Во время своей болезни он продолжал любить музыку, только оркестровая, в особенности Вагнер, его утомляла; видно, для этого он был уже слаб. Зато до самого последнего времени, когда я его навещала, я напевала ему почти все новое, что я разучивала. И он часто, видимо, наслаждался, делал интересные замечания. Любил он также, когда я вспоминала то, что пела прежде, при нем, например молитву детей из «Гензель и Гретель». И сам он часто пел. Вспоминал «Садко» и, хотя, конечно, не мог всего спеть по недостатку голоса и уменья, удивительно помнил всякие подробности музыки. Вообще, во время его ужасной болезни, когда он уже ослеп, самые светлые впечатления его были – музыкальны. Здесь он иногда хоть на миг забывал о своем несчастье. Теперь, разучивая что-нибудь, я думаю о том – как бы это понравилось М. А. Но, увы, его уже нет.
СПб. 24 февраля
Последние годы жизни Врубеля
Екатерина Ивановна Ге
В первый раз я увидела Врубеля 1896 года 2 января. Сестра моя, Надежда Ивановна Забела, впоследствии жена Врубеля, в этот вечер в первый раз пела в опере «Гензель и Грета» Гумпердинка. Оперу эту поставил С. И. Мамонтов в частном товариществе в Панаевском театре. Мамонтов, богатый купец и коммерсант, много раз держал оперу и занимался этим больше по вкусу, чем для выгоды; он поступал широко и теперь для постановки привез из Москвы художников, чтобы писать декорации. Приехали Коровин и Врубель, которые давно уже были знакомы с Мамонтовым, часто живали у него.

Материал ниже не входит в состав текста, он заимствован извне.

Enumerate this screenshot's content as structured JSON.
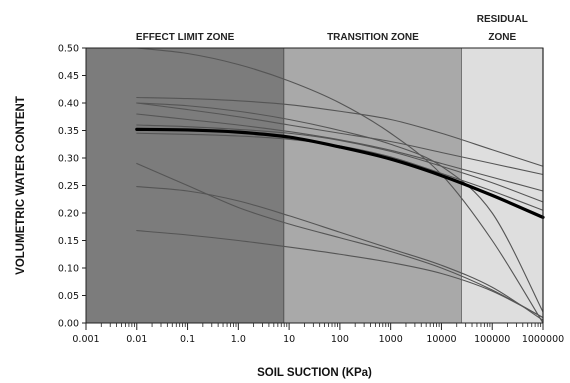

В этот вечер у меня были гости, так как брат мой приехал ненадолго из Черниговской губернии, и у нас собрались наши родственники и друзья, чтобы видеть его. Я знала, что сестре Надежде Ивановне неприятно, что на первом представлении, где она играла новую роль Греты, не будет никого из ее близких, и потому поехала на первый акт, рассчитывая, что гостей моих еще не будет. Театр был не совсем полон, значит, настоящего успеха на первом представлении еще не было. Я пошла к Наде в уборную и просила сейчас же после представления приехать домой. Мы сидели за чаем, когда приехала Надя и с ней Врубель, маленького роста блондин, кудрявый, на вид совсем молодой человек, хотя ему было уже около сорока лет. Он сказал мне, что Мамонтов, Любатович, исполнявшая Гензеля, и другие артисты оперы просят меня на сегодня непременно отпустить Надю на товарищескую пирушку после первого представления. Я, конечно, ее и не отговаривала, тем более что я заметила, что Надя как-то особенно моложава и интересна, и сообразила, что это от атмосферы влюбленности, которою ее окружал именно этот Врубель. Надя пошла переодеваться, а Врубель посидел несколько времени с нами, поджидая ее.